Core functions
Tokenization
luvina.backend.tokenize(sentence, lowercase=True)
Just your basic tokenization operation.
luv.tokenize('The cat sat on the mat.')
>>> ['the', 'cat', 'sat', 'on', 'the', 'mat', '.']
Definitions
Get definitions from token using WordNet.
luvina.backend.get_definition(token)
luv.get_definition('car')
>>> 'a motor vehicle with four wheels; usually propelled by an internal combustion engine'
Synonyms
luvina.backend.get_synonyms(token)
Get synonyms of the given token using WordNet.
luv.get_synonyms('wallet')
>>> ['billfold', 'notecase', 'pocketbook']
Stop words
luvina.backend.get_stop_words(language='english'):
Get a set of stop words (most common words) in the given language.
list(luv.get_stop_words())[:5]
>>> ['doing', 'than', 'up', 'wouldn', 'this']
Calculate WordNet similarity
luvina.backend.calculate_wordnet_similarity(token_1, token_2):
Returns a score based on the shortest path between the senses in the is-a (hypernym/hypnoym) taxonomy.
luv.calculate_wordnet_similarity('dog','cat')
>>> 0.8571428571428571
Lemmatize
luvina.backend.lemmatize(token, pos='n'):
Basic lemmatization using a given part-of-speech.
luv.lemmatize('driving', pos='v')
>>> 'drive'
Expanding contractions
luvina.backend.expand_contractions(sentence):
Expand English contractions found in sentence/token:
luv.expand_contractions("don't eat it")
>>> 'do not eat it'
POS tagging
luvina.backend.tag_pos(tokens):
POS tagging using a pre-trained neural network from NLTK.
luv.tag_pos(luv.tokenize('a person is driving'))
>>> [('a', 'DT'), ('person', 'NN'), ('is', 'VBZ'), ('driving', 'VBG')]
Levenshtein distance
luvina.backend.calculate_levenshtein_distance(token_1, token_2):
Returns number of characters that need to be substituted, inserted or deleted from "token_1" to get "token_2".
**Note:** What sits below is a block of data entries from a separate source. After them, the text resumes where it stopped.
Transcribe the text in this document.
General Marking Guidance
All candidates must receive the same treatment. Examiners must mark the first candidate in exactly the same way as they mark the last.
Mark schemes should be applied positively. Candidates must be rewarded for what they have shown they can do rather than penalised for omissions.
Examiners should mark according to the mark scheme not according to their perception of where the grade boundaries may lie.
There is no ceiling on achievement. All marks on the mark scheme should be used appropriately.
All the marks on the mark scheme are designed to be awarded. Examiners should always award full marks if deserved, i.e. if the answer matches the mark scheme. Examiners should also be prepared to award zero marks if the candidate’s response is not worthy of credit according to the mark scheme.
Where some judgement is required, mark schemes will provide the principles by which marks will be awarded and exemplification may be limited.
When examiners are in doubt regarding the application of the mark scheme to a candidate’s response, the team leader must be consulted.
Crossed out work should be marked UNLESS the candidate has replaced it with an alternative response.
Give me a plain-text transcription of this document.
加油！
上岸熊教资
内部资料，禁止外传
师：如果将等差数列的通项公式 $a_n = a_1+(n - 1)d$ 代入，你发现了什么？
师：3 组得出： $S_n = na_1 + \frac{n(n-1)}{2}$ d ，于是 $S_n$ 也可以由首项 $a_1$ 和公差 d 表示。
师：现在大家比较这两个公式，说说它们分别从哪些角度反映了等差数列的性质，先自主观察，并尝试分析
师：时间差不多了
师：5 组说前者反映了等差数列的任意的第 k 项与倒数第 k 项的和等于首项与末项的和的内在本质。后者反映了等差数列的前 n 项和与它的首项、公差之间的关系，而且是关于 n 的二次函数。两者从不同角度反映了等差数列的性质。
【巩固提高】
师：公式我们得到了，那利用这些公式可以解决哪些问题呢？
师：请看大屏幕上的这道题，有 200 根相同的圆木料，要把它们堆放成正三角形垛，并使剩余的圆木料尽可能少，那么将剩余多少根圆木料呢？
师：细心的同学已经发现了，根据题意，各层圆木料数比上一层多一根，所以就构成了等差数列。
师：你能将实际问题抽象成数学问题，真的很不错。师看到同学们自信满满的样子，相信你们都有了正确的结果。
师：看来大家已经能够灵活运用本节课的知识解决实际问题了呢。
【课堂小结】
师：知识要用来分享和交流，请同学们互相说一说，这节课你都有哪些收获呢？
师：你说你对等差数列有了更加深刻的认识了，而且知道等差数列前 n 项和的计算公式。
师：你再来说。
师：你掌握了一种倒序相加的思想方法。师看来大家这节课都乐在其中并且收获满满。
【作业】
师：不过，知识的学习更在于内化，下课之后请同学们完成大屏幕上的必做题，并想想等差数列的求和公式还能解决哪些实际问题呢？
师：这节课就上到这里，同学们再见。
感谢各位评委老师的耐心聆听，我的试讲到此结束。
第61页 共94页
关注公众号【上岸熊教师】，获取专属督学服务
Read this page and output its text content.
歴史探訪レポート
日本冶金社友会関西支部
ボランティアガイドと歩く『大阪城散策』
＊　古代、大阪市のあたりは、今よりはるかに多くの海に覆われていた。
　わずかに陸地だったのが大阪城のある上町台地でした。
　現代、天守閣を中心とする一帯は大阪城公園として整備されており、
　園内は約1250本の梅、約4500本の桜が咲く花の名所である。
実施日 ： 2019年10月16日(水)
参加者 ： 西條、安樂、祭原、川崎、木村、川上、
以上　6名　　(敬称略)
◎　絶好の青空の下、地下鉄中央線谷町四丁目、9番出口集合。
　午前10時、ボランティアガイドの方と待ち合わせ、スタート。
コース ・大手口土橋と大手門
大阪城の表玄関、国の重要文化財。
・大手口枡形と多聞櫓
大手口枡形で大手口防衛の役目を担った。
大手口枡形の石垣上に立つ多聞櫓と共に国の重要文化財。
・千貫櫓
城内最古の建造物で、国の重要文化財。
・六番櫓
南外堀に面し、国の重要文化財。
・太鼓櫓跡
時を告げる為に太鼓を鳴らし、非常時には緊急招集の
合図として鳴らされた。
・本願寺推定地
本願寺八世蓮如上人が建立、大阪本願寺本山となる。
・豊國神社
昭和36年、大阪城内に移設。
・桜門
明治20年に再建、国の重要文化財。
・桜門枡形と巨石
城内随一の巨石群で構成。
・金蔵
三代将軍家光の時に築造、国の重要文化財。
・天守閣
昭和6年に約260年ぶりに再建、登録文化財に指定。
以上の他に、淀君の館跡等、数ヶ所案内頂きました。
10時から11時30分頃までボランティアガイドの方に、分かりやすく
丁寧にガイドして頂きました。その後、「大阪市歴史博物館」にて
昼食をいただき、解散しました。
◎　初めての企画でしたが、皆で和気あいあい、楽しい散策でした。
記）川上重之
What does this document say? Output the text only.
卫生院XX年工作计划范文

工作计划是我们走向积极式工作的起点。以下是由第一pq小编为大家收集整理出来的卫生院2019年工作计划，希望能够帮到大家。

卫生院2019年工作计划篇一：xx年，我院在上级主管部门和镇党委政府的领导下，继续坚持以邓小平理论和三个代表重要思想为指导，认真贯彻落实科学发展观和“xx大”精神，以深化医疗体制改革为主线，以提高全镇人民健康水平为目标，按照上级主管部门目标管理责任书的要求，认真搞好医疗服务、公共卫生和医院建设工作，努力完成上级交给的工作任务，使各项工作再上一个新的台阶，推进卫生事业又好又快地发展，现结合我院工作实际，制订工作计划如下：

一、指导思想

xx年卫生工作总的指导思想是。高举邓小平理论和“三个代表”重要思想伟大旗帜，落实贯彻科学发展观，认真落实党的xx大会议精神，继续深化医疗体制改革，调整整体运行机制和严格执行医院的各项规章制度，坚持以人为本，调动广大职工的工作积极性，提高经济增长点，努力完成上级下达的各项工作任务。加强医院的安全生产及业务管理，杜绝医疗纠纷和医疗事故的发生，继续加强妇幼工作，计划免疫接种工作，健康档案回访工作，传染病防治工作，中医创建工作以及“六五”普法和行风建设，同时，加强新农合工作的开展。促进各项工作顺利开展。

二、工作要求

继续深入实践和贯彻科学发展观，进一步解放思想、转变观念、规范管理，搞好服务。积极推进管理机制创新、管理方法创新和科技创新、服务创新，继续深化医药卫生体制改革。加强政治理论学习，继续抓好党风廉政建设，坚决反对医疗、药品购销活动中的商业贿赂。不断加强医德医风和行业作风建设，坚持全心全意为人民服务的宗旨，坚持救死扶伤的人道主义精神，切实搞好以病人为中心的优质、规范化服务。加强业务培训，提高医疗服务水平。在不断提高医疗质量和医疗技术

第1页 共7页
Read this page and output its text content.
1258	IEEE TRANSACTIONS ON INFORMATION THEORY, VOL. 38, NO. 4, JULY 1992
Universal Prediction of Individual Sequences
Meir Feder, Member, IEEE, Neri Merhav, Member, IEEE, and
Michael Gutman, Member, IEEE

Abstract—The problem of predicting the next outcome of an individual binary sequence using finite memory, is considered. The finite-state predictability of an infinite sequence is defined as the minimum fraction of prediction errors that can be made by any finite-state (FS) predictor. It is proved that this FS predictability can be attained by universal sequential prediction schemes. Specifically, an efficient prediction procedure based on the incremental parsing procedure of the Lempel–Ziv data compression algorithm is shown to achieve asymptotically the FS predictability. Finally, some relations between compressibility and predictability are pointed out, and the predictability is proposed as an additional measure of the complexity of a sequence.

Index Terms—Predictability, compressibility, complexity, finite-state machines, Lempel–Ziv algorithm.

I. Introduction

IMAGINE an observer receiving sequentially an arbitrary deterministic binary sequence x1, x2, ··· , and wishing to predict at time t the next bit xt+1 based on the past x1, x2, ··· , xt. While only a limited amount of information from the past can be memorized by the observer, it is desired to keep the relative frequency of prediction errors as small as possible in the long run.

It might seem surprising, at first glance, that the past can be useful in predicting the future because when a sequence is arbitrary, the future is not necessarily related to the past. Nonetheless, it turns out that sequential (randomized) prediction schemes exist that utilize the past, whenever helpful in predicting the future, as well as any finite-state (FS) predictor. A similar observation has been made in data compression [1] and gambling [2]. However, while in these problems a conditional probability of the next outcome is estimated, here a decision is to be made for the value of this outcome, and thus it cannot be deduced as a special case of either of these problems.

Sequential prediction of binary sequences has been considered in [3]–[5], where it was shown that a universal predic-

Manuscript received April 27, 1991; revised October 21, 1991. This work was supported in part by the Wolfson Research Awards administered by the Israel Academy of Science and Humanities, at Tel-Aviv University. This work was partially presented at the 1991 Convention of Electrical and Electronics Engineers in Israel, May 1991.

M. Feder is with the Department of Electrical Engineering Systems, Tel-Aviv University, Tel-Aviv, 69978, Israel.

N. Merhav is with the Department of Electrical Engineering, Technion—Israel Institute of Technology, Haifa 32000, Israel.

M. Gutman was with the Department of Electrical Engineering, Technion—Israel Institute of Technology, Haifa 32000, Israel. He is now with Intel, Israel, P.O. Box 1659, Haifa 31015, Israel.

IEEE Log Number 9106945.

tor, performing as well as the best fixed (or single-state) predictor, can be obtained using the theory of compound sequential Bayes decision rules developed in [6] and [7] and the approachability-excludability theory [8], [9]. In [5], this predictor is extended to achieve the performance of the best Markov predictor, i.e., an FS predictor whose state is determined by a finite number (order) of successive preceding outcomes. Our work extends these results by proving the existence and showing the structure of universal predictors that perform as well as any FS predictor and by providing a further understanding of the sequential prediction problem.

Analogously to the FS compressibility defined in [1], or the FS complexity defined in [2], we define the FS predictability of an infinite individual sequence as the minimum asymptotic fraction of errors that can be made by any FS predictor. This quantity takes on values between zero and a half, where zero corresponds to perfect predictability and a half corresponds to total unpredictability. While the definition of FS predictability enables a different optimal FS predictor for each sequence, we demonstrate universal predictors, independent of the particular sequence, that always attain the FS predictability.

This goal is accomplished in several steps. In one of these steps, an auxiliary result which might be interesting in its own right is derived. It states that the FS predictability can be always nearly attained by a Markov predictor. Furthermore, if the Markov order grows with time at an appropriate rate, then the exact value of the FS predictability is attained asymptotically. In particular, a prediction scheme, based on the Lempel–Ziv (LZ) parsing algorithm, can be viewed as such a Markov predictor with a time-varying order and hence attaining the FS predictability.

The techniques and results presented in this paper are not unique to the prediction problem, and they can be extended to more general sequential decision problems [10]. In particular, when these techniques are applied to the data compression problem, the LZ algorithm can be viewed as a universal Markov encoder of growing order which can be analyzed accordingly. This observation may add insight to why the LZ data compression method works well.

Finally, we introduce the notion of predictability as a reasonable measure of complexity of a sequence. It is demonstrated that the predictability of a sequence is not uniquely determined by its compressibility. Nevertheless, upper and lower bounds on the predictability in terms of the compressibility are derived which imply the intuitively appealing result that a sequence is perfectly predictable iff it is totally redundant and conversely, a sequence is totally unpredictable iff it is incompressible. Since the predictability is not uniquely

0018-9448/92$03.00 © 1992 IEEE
luv.calculate_levenshtein_distance('base','vase')
>>> 1
Check dictionary
luvina.backend.in_dictionary(token)
Returns True if the given token is found in the enchant dictionary. Returns False otherwise.
luv.in_dictionary('book')
>>> True
Suggest words
luvina.backend.suggest_words(token)
Returns a list of similar tokens.
luv.suggest_words('better')[:5]
>>> ['better', 'netter', 'betters', 'bester', 'setter']
Get vector
luvina.backend.get_vector(token)
Get glove word vector representation of a token.
luv.get_vector('space')
Get vectors
luvina.backend.get_vectors(tokens)
Returns a list of glove word vector representation of a list of tokens.
luv.get_vectors(['I','was', 'here'])
Calculate norm
luvina.backend.calculate_norm(vector)
Calculates the norm of a vector.
luv.calculate_norm(luv.get_vector('mouse'))
>>> 7.2006297
Calculate cosine similarity
luvina.backend.calculate_cosine_similarity(vector_1, vector_2)
Calculates the cosine similarity between two vectors.
vector_1 = luv.get_vector('cup')
vector_2 = luv.get_vector('plate')
luv.calculate_cosine_similarity(vector_1, vector_2)
>>> 0.4010278
Get related words
luvina.backend.get_related_words(token, max_num=3)
Use glove embeddings to get closer word vectors.
luv.get_related_words('animal', 3)
>>> ['animals', 'pet', 'dog']